Bonner Politik, das war für Stephan Balzer bislang pfälzische Beständigkeit. Oder der ewig gleiche Trott, wie man's sieht. "Ich bin ja auch ein ,Kohl-Kind'", sagt der 32jährige, "als ich das erste Mal wählen durfte, war Kohl längst an der Macht." Während der Oggersheimer in Bonn residierte, hat Balzer Abitur gemacht und studiert, ein paar Jahre beim Berliner Internet-Pionier Pixelpark gearbeitet - und, mit vier Kompagnons, die Hamburger Multimedia-Agentur Lava gegründet. Das ist gerade mal zweieinhalb Jahre her. Inzwischen haben die Jungunternehmer 21 Mitarbeiter, und Lavas Umsatz nähert sich zielstrebig der 5-Millionen-Grenze. VW, Veba und Toyota sind ihre Kunden; der Tagesschau wie auch der ZEIT hat Lava den Internet-Auftritt besorgt. Und hat, von Neuseeland über Korea bis zu den USA, interaktive Live-Shows organisiert. "Unser Geschäft ist jetzt schon global, wir konkurrieren mit internationalen Firmen", sagt Stephan Balzer mit berechtigtem Stolz.

Die neue deutsche Lage beobachtet der junge Unternehmer mit Spannung - und mit gemischten Gefühlen. "Das Wahlergebnis ist ein gutes Signal dafür, daß in den Reformstau endlich Bewegung kommt", sagt er.
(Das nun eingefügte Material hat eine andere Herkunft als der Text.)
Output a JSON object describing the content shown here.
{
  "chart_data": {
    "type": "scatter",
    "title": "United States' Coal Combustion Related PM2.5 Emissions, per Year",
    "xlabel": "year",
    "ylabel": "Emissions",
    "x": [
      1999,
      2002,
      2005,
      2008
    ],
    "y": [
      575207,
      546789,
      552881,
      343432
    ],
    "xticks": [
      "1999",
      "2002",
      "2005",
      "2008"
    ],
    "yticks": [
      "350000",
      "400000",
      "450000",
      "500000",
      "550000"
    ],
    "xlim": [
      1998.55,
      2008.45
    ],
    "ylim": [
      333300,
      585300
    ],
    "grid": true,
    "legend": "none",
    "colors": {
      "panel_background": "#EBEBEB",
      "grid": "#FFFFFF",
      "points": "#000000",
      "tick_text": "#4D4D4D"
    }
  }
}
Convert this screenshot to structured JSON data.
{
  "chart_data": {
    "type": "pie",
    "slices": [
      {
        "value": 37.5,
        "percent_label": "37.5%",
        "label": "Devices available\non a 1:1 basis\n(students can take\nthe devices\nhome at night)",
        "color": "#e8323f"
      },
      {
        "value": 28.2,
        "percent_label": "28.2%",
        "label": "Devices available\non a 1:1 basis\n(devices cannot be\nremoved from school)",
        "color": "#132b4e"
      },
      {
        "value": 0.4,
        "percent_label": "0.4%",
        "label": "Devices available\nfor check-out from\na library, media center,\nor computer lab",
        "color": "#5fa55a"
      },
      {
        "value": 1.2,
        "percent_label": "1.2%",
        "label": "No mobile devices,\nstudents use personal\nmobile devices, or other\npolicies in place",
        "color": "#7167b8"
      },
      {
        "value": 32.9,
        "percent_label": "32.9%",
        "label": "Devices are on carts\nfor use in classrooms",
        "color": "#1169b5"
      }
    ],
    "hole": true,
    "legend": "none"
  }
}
Aber: "Jetzt muß die SPD beweisen, daß sie wirklich eine moderne Partei ist." Und daß nicht einfach die CDU-Lockerungen im Arbeitsrecht - Stichwort: Lohnfortzahlung und Kündigungsschutz - zurückgedreht werden und dann alles beim uralten bleibt. Seine Hoffnung: daß sich Schröder eher an Blair als an Jospin orientiert.

Balzers Wunschliste für die neue Regierung: ein Abbau der Bürokratie, der Beamtenscharen und von unzeitgemäßen Subventionen; statt dessen die Förderung von Innovation und jungen Technologien und vor allem eine neue Bildungspolitik. "Die Unis sind unflexibel, haben aber auch wenig Geld und können deshalb keine Reformen durchsetzen." So herrsche in seiner Branche bereits echter Mangel an gut ausgebildeten Leuten: "Das ist hier schon jetzt ein Standortnachteil." Bei den Gehältern allerdings sieht der junge Chef sogar noch "Luft nach oben". Auch da wünscht er sich neue Modelle: zum Beispiel, nach amerikanischem Muster, die finanzielle Beteiligung der Mitarbeiter am Firmenerfolg.

Mit besonders scharfen Augen wird Balzer verfolgen, "was von Jost Stollmann übrigbleibt". Dem designierten Wirtschaftsminister und Vorzeigeunternehmer fühlt er sich verbunden. Ohnehin hofft der Jungunternehmer, daß die Politik in Zukunft ihren Elfenbeinturm verläßt und auch außen Rat holt: "Modelle, in denen Leute aus der Praxis beteiligt sind, fände ich extrem spannend. Das würde die Deutschland AG sicher nach vorne bringen." Ob er selbst auch bereit wäre, sich da zu engagieren? Oh, dazu habe er doch noch zuwenig Erfahrung, winkt Balzer ab und lacht: "Außerdem habe ich keine Zeit." Denn ein Jungunternehmer arbeite Tag und Nacht.